Application control of TCP retransmission on Linux

Looks like this was added in Kernel 2.6.37. Commit diff from kernel Git and Excerpt from change log below;

commit dca43c75e7e545694a9dd6288553f55c53e2a3a3 Author: Jerry Chu Date: Fri Aug 27 19:13:28 2010 +0000

tcp: Add TCP_USER_TIMEOUT socket option.

This patch provides a "user timeout" support as described in RFC793. The
socket option is also needed for the the local half of RFC5482 "TCP User
Timeout Option".

TCP_USER_TIMEOUT is a TCP level socket option that takes an unsigned int,
when > 0, to specify the maximum amount of time in ms that transmitted
data may remain unacknowledged before TCP will forcefully close the
corresponding connection and return ETIMEDOUT to the application. If 
0 is given, TCP will continue to use the system default.
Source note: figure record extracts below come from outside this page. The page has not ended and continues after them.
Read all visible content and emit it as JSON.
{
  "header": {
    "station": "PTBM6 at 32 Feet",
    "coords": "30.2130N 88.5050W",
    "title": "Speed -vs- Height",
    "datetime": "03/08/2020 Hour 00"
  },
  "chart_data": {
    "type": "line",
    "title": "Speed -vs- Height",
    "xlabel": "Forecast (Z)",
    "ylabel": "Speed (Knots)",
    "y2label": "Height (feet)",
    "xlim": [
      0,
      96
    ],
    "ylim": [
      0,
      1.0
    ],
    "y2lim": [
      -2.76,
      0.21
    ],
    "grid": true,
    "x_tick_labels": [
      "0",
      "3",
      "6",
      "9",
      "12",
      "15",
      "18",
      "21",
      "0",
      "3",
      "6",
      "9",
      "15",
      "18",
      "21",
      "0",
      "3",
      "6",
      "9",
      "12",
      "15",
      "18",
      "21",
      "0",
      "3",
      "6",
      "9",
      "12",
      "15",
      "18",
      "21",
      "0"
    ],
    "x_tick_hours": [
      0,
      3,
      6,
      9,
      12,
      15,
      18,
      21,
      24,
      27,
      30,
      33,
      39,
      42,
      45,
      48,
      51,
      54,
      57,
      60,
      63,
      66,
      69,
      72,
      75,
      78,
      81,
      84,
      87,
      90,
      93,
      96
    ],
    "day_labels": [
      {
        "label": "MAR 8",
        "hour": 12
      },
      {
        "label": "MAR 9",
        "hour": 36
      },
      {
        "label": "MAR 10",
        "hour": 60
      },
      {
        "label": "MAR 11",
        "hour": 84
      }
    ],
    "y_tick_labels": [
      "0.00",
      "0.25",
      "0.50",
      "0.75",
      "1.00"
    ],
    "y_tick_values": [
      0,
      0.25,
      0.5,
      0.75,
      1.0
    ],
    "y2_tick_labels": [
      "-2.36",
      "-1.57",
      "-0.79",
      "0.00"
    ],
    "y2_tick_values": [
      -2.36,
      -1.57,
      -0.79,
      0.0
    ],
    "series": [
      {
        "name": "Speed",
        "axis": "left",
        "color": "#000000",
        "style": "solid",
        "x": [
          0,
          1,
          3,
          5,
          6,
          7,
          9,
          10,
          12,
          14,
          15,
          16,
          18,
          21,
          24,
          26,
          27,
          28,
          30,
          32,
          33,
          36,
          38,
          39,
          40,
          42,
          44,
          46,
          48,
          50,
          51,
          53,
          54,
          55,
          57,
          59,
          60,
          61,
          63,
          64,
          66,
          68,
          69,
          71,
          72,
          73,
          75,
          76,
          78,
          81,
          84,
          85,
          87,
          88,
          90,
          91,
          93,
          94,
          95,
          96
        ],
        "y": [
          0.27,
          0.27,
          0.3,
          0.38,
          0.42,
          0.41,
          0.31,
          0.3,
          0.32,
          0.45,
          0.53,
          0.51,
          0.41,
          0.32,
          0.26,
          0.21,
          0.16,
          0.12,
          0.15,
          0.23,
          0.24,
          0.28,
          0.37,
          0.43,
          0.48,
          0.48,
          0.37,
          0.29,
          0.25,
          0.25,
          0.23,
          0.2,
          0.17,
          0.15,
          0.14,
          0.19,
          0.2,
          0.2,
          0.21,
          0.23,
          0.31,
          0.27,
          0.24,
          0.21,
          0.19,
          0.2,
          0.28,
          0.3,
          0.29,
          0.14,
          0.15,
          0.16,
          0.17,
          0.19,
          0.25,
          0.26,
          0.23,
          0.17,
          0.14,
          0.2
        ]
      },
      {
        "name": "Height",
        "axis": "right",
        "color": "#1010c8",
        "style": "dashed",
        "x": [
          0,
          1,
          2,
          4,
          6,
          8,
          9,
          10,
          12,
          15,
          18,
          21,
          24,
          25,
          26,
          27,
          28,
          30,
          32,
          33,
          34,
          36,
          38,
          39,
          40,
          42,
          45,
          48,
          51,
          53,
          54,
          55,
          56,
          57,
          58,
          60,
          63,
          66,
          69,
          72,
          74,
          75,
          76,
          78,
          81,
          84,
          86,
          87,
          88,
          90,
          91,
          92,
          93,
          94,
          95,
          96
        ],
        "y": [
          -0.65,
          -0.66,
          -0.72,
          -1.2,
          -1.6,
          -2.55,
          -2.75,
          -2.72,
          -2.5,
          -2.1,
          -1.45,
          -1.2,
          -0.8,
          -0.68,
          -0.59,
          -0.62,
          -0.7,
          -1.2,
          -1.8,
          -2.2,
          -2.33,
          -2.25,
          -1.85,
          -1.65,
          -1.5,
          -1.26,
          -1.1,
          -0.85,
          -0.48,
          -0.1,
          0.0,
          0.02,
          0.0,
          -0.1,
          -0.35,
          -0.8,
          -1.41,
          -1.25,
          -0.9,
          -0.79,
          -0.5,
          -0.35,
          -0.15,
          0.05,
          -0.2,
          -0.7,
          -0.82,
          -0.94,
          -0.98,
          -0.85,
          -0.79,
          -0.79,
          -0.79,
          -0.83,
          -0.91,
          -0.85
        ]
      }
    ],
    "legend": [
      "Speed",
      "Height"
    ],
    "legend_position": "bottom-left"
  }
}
Increasing the user timeouts allows a TCP connection to survive extended
periods without end-to-end connectivity. Decreasing the user timeouts
allows applications to "fail fast" if so desired. Otherwise it may take
upto 20 minutes with the current system defaults in a normal WAN
environment.

The socket option can be made during any state of a TCP connection, but
is only effective during the synchronized states of a connection
(ESTABLISHED, FIN-WAIT-1, FIN-WAIT-2, CLOSE-WAIT, CLOSING, or LAST-ACK).
Moreover, when used with the TCP keepalive (SO_KEEPALIVE) option,
TCP_USER_TIMEOUT will overtake keepalive to determine when to close a
connection due to keepalive failure.

The option does not change in anyway when TCP retransmits a packet, nor
when a keepalive probe will be sent.

This option, like many others, will be inherited by an acceptor from its
listener.

Signed-off-by: H.K. Jerry Chu <[email protected]>
Signed-off-by: David S. Miller <[email protected]>

I suggest that if the TCP_USER_TIMEOUT socket option described by Kimvais is available, you use that. On older kernels where that socket option is not present, you could repeatedly call the SIOCOUTQ ioctl() to determine the size of the socket send queue - if the send queue doesn't decrease over your timeout period, that indicates that no ACKs have been received and you can close the socket.


After some thinking (and googling), I came to the conclusion that you can't change tcp_retries1 and tcp_retries2 value for a single socket unless you apply some sort of patch to the kernel. Is that feasible for you?

Otherways, you could use TCP_KEEPALIVE socket option whose purpose is to check if a connection is still active (it seems to me that that's exactly what you are trying to achieve, so it has sense). Pay attention to the fact that you need to tweak its default parameter a little, because the default is to disconnect after about 2 hrs!!!